If it doesn’t spread it’s dead!
Spreadable Media is a concisely written book that stands out through its examples rather than its theoretical scope. The authors claim that spreadability – no, not like peanut butter – is better suited to describe many phenomena today than viral marketing or memes which root in pseudo-scientific debates. Their own metaphor tries to turn attention to the circulation of content that may be sticky but also circulates because audience members demonstrate its relevance. The book is well up to date on fandom which often serves to illustrate the cases. As in Convergence Culture, the dispersion of content over different platforms (or transmediality) and increased, grassroots participation are central.
Brand advocates are included in the book as important players in the cultural circulation of media content as they appraise content and judge its value. I found these ideas of tastemakers and appraisal to be one of the more relevant points of the book. Whereas other authors have mentioned the role of big name or celebrity fans or players, connections to appraisal – a term that stems from the art world and valorization of objects – are rare.
Does it stick?
The examples in the book are up to date and relevant. Readers of Jenkins blog will certainly recognize many of them, such as the activists of Avatar and the Mad Men Twitter role-players. Viewed through the lens of spreadability, these examples are relevant once more but the discussion is similar. The book is timely in its discussion of crowfunding and especially the transnationalism chapter presses the reader to think about the cultural membership and citizenship of fandom. Still, it remains a set of inspiring examples rather than a coherent discussion. Much like the idea of spreadability – generating new ideas and circulating them, making them stick – the book offers food for thought but little advice for upcoming scholars on how to research this landscape and conceptualize it.
While the book reads wonderfully, it ultimately left me hanging a bit. The set-up is a node of examples and known theories rather than a coherent argument. Still, this also underlines the ideas of spreadability as a haphazard phenomenon and a bringing together of disparate knowledge. I have no doubt that the book will inspire media professionals with its exemplary practices of audience and industry relations, but I feel that scholars may have craved for more. Personally, I enjoyed the online essays (or enhanced book) more than many of the chapters because they often achieved great depth through one interesting case. I wonder if the book would not have worked better as an edited volume rather than in the format that it is in now.

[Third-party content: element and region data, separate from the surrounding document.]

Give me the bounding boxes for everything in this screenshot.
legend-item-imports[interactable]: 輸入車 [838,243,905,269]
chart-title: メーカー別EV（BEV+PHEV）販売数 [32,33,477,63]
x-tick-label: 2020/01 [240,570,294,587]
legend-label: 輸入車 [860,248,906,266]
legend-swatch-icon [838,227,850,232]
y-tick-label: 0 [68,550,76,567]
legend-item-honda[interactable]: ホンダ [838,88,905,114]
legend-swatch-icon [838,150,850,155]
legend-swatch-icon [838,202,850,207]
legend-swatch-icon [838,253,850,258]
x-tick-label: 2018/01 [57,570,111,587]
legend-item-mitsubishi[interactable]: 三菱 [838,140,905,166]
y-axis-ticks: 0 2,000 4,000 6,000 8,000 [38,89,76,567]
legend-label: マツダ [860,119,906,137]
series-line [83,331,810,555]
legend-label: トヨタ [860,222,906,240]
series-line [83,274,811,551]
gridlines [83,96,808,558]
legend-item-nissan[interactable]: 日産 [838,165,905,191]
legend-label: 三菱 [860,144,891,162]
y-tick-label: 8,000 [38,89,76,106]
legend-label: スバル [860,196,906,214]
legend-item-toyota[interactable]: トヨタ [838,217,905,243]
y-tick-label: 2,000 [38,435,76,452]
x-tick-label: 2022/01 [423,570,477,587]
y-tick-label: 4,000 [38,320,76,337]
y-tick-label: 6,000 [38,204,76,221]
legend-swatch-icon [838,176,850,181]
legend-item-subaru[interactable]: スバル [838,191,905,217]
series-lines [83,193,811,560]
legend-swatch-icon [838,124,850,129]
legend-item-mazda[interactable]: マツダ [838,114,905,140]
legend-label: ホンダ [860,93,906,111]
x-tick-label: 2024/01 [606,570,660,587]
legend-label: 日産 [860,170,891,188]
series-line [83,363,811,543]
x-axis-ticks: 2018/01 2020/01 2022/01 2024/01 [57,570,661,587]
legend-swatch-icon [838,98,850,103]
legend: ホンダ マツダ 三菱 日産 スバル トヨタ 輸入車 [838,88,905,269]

Still, I recommend all media scholars to read at least the introduction of the book to judge the relevance of ‘spreadability’ themselves. Many of the examples are very timely so if you need a state of the art or a fast introduction to today’s participatory culture and its diversity, this is the way to go!
I appreciate the review, Nicolle. You might be interested to know that we were told, when the original manuscript came in, that it was 70K over the maximum word count. All the online pieces you refer to in your review were originally to be in the book itself. We intended to write a book with both a through-line argument and that could operate as an edited collection.
Our publishers convinced us to disconnect the two, with the idea that the deep (but short) case studies from all the scholars who worked with us on this project would make for ideal “spreadable material” themselves, and that the press would be willing to make them freely available and easy to share. So, given that was very much in line with the argument we’re making in the book itself, we embraced it.
So thanks a lot for pointing some attention toward those pieces, and this aspect of the project. We certainly hoped the project made more original contributions to the scholarly discussion than you found about how to understand the phenomena of how things spread online, while in the process bringing together a range of theoretical work that provides the underpinning for understanding an environment where audiences play a more active role in circulating content. And we intended for there to be a through-line from describing a spreadable landscape (in the introduction and first chapter) to looking at the nature of appraisal, engagement, participation, content creation/design, distribution, and transnational flows in the subsequent chapters, while still allowing each to be teachable chapters in themselves…But sounds like we fell short on that front for you. Sorry for that.
But we sincerely do appreciate your pointing the way toward the online pieces, and your vote of confidence that perhaps the book has something to teach those in the media and marketing industries.
Thanks, Sam! I’m very surprised that you found your way to this humble blog and responded with such detail and enthusiasm. Reading your background, it all makes sense to me. Though I would’ve favoured an unabridged version of the book, I understand the word amounts like no other and also agree that it partly attributes to your concept. Whether migrating some of the content online was the best choice to cut words, is something that I’m unsure about but it helps that you signpost it very often in the book. Again, I think it’s a valuable contribution to the field especially when read in its entirety with the online essays. Let’s hope everyone finds their way to them! 🙂 And again, thanks for expressing interest and responding!
Understood, Nicolle. We’re not sure, either, but we hope it gives more chance for visibility of those pieces as standalone content not solely read in relation to where they fit into our particular argument in the book. Just appreciate your putting some deep thought into the structure for the project as a whole and drawing attention not just to the book itself but a larger conversation on these issues happening within and beyond academia for which we hope the book acts as an introduction.